Mine is gone too, but from a different disaster.
In January 2005, we had a record-breaking rain storm. The slope in my back yard (about the height of my two-story house) decided to become part of my lawn. The ivy and African daisies on the slope tangled in the holly at the bottom, preventing most of the mud from going any further. However, the ground was too unstable for me to climb and pull weeds or tend my grape vines. And the slide ripped out the irrigation system for what was planted on the slope.
It took more than 2 years to get a geologist and soils engineer to do the reports required for a grading permit, to get a civil engineer to draw the grading plans, and the county to process the permit.
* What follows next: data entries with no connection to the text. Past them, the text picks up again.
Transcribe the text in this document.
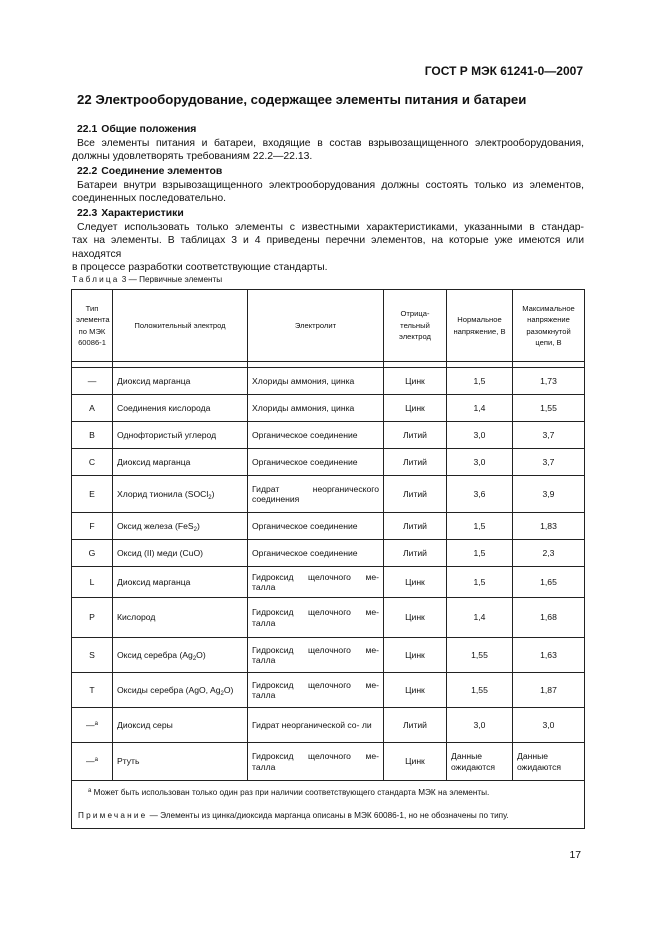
ГОСТ Р МЭК 61241-0—2007
22 Электрооборудование, содержащее элементы питания и батареи
22.1 Общие положения
Все элементы питания и батареи, входящие в состав взрывозащищенного электрооборудования,
должны удовлетворять требованиям 22.2—22.13.
22.2 Соединение элементов
Батареи внутри взрывозащищенного электрооборудования должны состоять только из элементов,
соединенных последовательно.
22.3 Характеристики
Следует использовать только элементы с известными характеристиками, указанными в стандар-
тах на элементы. В таблицах 3 и 4 приведены перечни элементов, на которые уже имеются или находятся
в процессе разработки соответствующие стандарты.
Таблица 3 — Первичные элементы
Тип элемента по МЭК 60086-1	Положительный электрод	Электролит	Отрица- тельный электрод	Нормальное напряжение, В	Максимальное напряжение разомкнутой цепи, В

—	Диоксид марганца	Хлориды аммония, цинка	Цинк	1,5	1,73
A	Соединения кислорода	Хлориды аммония, цинка	Цинк	1,4	1,55
B	Однофтористый углерод	Органическое соединение	Литий	3,0	3,7
C	Диоксид марганца	Органическое соединение	Литий	3,0	3,7
E	Хлорид тионила (SOCl$_2$)	Гидрат неорганического соединения	Литий	3,6	3,9
F	Оксид железа (FeS$_2$)	Органическое соединение	Литий	1,5	1,83
G	Оксид (II) меди (CuO)	Органическое соединение	Литий	1,5	2,3
L	Диоксид марганца	Гидроксид щелочного ме- талла	Цинк	1,5	1,65
P	Кислород	Гидроксид щелочного ме- талла	Цинк	1,4	1,68
S	Оксид серебра $(Ag_2O)$	Гидроксид щелочного ме- талла	Цинк	1,55	1,63
T	Оксиды серебра (AgO, $Ag_2O$)	Гидроксид щелочного ме- талла	Цинк	1,55	1,87
—$^a$	Диоксид серы	Гидрат неорганической со- ли	Литий	3,0	3,0
—$^a$	Ртуть	Гидроксид щелочного ме- талла	Цинк	Данные ожидаются	Данные ожидаются

$^a$ Может быть использован только один раз при наличии соответствующего стандарта МЭК на элементы.

Примечание — Элементы из цинка/диоксида марганца описаны в МЭК 60086-1, но не обозначены по типу.					

17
Only then could I get a grading contractor to even talk to me. The grading contractor has finally finished moving dirt and is now installing a drainage system.
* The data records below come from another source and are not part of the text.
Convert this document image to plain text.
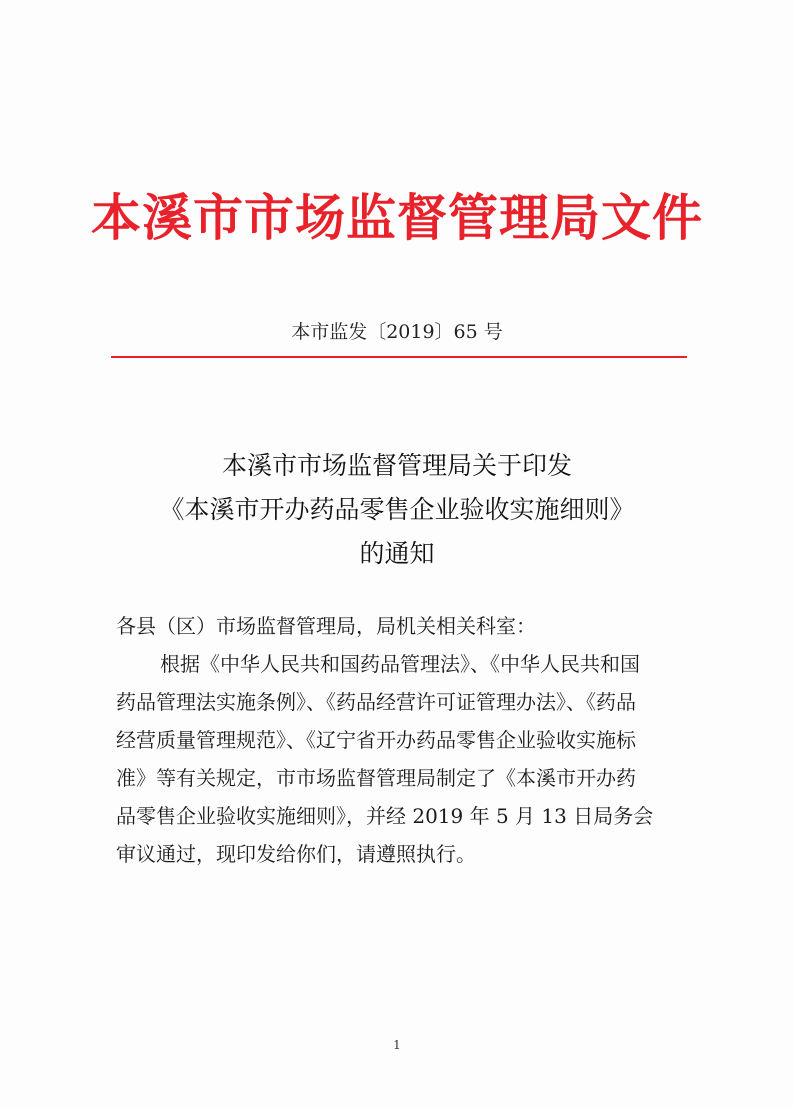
本溪市市场监督管理局文件
本市监发〔2019〕65 号
本溪市市场监督管理局关于印发
《本溪市开办药品零售企业验收实施细则》
的通知
各县（区）市场监督管理局，局机关相关科室：
根据《中华人民共和国药品管理法》、《中华人民共和国
药品管理法实施条例》、《药品经营许可证管理办法》、《药品
经营质量管理规范》、《辽宁省开办药品零售企业验收实施标
准》等有关规定，市市场监督管理局制定了《本溪市开办药
品零售企业验收实施细则》，并经 2019 年 5 月 13 日局务会
审议通过，现印发给你们，请遵照执行。
1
In the meantime, the dirt-moving equipment completely destroyed my rose bed in back and took out 2-3 roses in front. The parkway (between the sidewalk and curb) is now bare dirt. They trashed the trellis on which my star jasmine was growing. My back lawn died because I could neither run the sprinkler system nor reach it to hand water. My artichoke (from which we had a few meals this spring), artemisia, sasanqua camellias, dwarf holly, and others are all history. The sprinkler systems in back and front have been disrupted by the digging of trenches for drains. Of course, they had to strip all vegetation from the hill to repair it, including two very productive grape vines. I look out my window and see bare dirt. I WANT TO CRY!!
The description of my garden on my Web site is from before all this started.